Tekrarlar, alışkanlıklar, ritüeller önemlidir ve devamlılıkların olmazsa olmazıdır. Türkiye, işte böyle köklü bir devamlılığın sona ereceği önemli bir eşikte duruyor. Bu son, iç savaşı ve dış savaşı bile göze almış görünen Türkiye İhvancılığının sonu değil sadece. Kısa koalisyonlu istisnaları saymazsak Türkiye'yi 1950'den beri yöneten her türden Osmanlı büyüklenmesi referanslı muhafazakarlığın da sonu. Hatta onun da ötesinde tarîhî bir kapsama alanına sahip. Cumhuriyet'i kuranlar da Osmanlı paşaları ve muhafazakarların destekçileri arasında Cumhuriyetin kurucularına adeta tapanlar da bulunuyor. Sözkonusu son, eski bir zihniyetin bütün versiyonlarını kapsıyor.
   Adına kısaca "muhafazakarlık" dediğimiz şey, Osmanlı'nın "büyük topraklar"ı haraca bağlayan feodal alan hakimiyetiyle ve "gaza/cihad"cı talan zihniyetiyle yaşamasını esas alan, bunda sağcı/solcu/islamcı dil kullanarak açıkça veya sinsice ısrar edenleri tarif ediyor. Osmanlı'nın kendini 15'inci yüzyılın ikinci yarısından itibaren değiştirip/yenileyip "Dünyanın uygarlık/refah merkezi" (veya onlardan biri) olmasını sağlamak yerine, günümüze dek -bu eskimiş Ortaçağ zihniyetinde- ısrar eden "geleneğin" modernleşmiş (veya modern araçları kullanan) son ifadesi tükenmiş vaziyette.

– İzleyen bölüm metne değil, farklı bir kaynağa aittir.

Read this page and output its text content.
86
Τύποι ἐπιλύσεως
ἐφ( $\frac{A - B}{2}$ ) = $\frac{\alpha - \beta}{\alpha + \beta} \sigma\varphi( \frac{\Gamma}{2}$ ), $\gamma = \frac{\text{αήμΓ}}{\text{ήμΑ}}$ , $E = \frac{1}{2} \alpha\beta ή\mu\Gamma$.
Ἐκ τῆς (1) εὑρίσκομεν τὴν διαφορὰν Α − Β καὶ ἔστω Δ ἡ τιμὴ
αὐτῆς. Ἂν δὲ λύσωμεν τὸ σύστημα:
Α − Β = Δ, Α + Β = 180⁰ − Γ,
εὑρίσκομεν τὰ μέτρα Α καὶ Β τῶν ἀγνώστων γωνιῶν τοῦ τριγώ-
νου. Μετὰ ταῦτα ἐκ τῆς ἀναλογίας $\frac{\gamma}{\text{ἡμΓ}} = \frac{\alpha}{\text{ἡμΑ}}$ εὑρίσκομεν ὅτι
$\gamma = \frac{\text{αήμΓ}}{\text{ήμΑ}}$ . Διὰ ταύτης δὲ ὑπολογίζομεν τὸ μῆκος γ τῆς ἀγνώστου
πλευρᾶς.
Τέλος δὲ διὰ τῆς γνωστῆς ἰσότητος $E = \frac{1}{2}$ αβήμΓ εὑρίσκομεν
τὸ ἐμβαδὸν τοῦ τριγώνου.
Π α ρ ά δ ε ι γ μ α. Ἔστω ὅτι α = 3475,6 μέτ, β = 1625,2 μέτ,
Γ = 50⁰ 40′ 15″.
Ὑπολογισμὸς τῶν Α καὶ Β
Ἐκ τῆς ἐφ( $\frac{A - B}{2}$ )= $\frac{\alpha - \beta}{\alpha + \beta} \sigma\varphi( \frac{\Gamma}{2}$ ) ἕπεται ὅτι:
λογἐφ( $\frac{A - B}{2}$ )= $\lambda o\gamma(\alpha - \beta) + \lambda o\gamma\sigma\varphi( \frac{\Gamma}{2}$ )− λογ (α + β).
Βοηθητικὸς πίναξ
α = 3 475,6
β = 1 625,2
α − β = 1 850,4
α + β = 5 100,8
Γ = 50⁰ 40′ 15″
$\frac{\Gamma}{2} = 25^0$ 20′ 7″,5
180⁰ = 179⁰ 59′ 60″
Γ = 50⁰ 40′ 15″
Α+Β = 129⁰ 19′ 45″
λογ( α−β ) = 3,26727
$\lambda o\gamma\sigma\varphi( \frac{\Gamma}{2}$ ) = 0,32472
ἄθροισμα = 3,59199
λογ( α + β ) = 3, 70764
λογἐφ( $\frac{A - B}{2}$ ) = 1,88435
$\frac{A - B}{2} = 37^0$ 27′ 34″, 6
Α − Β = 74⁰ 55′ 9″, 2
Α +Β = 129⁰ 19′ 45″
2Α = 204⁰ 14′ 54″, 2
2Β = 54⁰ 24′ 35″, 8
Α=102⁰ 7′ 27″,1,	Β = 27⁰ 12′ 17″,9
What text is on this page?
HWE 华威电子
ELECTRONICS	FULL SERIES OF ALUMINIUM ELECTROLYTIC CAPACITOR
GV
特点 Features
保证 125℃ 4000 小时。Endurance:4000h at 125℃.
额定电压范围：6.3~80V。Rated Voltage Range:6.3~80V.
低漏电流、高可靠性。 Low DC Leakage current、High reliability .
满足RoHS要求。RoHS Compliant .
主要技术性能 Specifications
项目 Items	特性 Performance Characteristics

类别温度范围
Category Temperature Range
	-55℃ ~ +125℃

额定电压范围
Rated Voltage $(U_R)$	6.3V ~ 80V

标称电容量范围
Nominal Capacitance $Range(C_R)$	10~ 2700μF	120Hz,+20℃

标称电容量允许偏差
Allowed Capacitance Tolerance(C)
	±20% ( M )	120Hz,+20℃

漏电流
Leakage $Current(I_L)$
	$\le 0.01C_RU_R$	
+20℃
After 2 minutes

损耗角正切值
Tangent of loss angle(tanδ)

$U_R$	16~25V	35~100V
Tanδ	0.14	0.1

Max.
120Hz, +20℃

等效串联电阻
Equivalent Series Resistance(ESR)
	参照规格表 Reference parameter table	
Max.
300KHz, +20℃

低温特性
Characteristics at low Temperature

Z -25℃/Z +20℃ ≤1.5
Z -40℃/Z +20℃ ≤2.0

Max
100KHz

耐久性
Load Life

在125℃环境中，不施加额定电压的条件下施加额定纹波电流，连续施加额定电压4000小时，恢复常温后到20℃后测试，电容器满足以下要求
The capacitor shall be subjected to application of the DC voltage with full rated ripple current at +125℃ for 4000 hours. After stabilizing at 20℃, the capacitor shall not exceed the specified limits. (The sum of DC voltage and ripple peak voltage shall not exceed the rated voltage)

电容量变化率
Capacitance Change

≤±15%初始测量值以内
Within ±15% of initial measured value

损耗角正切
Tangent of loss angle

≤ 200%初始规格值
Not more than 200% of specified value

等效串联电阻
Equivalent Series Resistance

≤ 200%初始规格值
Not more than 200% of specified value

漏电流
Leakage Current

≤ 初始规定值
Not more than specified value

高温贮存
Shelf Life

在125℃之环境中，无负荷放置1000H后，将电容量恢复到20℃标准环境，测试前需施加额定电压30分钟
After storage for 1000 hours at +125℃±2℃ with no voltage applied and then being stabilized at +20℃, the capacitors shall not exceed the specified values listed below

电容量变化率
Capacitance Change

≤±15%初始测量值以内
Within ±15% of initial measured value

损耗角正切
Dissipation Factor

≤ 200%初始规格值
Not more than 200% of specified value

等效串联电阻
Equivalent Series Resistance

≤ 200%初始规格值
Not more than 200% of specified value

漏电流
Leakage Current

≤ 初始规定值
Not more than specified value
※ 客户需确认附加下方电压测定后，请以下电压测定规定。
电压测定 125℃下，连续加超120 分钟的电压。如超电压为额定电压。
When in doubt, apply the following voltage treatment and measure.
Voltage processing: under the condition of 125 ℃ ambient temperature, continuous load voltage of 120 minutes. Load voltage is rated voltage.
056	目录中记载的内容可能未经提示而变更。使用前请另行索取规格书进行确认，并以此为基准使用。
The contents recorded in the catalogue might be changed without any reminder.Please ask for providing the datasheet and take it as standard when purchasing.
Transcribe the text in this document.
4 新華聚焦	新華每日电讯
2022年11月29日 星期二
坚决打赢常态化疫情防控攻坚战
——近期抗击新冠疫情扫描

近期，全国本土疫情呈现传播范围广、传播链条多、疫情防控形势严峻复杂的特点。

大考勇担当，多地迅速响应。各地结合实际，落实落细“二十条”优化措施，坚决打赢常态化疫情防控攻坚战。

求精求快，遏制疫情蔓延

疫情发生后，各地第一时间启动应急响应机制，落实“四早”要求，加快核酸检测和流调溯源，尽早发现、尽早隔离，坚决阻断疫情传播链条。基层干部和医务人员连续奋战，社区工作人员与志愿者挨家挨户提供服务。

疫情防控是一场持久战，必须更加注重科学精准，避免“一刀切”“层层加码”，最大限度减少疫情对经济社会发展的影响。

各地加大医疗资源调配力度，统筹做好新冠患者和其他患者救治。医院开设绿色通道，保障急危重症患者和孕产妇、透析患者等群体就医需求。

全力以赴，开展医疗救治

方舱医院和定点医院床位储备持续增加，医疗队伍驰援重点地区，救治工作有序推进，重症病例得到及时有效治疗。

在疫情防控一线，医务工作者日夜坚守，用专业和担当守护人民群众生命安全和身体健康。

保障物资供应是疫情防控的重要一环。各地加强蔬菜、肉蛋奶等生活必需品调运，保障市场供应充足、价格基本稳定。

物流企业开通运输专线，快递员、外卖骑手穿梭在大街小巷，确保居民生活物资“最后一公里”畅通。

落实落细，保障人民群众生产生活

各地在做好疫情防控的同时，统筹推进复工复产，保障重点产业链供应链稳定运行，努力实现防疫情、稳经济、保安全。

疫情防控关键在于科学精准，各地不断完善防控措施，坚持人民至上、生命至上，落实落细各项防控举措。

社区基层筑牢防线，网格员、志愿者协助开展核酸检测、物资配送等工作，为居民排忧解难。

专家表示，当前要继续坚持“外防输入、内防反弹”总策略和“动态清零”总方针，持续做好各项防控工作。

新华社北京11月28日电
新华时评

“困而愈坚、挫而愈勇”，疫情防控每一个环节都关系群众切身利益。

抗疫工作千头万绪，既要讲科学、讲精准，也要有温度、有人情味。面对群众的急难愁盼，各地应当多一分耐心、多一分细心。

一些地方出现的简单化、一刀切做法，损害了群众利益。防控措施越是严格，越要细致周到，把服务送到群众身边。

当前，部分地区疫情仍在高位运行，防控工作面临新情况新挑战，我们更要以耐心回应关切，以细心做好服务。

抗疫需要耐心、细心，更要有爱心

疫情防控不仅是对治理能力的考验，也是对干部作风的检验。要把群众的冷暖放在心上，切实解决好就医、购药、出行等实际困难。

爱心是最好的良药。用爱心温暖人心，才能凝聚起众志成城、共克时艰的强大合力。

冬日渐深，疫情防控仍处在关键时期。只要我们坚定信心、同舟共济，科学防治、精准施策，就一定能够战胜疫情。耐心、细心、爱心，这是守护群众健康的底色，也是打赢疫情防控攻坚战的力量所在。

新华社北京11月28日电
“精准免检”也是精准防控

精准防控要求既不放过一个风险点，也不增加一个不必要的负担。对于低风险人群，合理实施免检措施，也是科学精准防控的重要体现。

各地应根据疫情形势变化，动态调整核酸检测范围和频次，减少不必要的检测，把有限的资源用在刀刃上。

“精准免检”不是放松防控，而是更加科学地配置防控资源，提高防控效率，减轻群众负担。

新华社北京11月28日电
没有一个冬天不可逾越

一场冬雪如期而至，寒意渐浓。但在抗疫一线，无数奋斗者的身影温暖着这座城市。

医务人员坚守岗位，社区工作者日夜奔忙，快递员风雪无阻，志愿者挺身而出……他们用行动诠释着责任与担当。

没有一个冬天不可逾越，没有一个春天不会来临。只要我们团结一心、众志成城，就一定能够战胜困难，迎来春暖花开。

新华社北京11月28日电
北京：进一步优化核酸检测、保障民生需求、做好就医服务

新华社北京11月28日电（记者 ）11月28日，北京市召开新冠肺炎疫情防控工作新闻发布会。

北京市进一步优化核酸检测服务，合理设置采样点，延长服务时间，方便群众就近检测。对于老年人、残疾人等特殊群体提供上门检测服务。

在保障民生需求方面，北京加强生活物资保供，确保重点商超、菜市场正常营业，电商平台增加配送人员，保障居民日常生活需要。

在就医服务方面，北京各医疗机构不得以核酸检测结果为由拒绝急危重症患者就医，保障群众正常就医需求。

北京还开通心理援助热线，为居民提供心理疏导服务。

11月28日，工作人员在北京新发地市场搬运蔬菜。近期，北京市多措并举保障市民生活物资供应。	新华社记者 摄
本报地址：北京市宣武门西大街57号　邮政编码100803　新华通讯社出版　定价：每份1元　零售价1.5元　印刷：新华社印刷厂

   Ufku, eskinin tekrarından ibaret olan muhafazakarlığın takiyyeci son versiyonu, düşerse; onunla birlikte sadece 60 yıllık Sağ muhafazakarlığın değil, dörtyüz yıllık idare-i maslahatçı kısır düşünce tembelliğinin de düşeceğini biliyor. Dünyanın merkezi olmak varken giderek dünyanın merkezindeki -etrafından dolaşılan- takoza dönüşmeyi 21'inci yüzyılda bile tercih eden bu akıl tutulmasına basmakalıp dînî/ulvi değerler atfederek bugün bile sürdürmeyi hayal eden Ortaçağ fikriyatı, en son demlerini yaşıyor. Bu zihniyetle yeni bir Osmanlı kurmak bir yana, Dünyada varolmanın bile mümkün olmadığını artık herkes anlamış görünüyor. Kesin sonun sath-ı mahalline girilmiş bulunuluyor.
   Düşen takiyyeci muhafazakarlığın yerini, Dünyanın takozu değil merkezi olmayı seçen zihniyet alacak.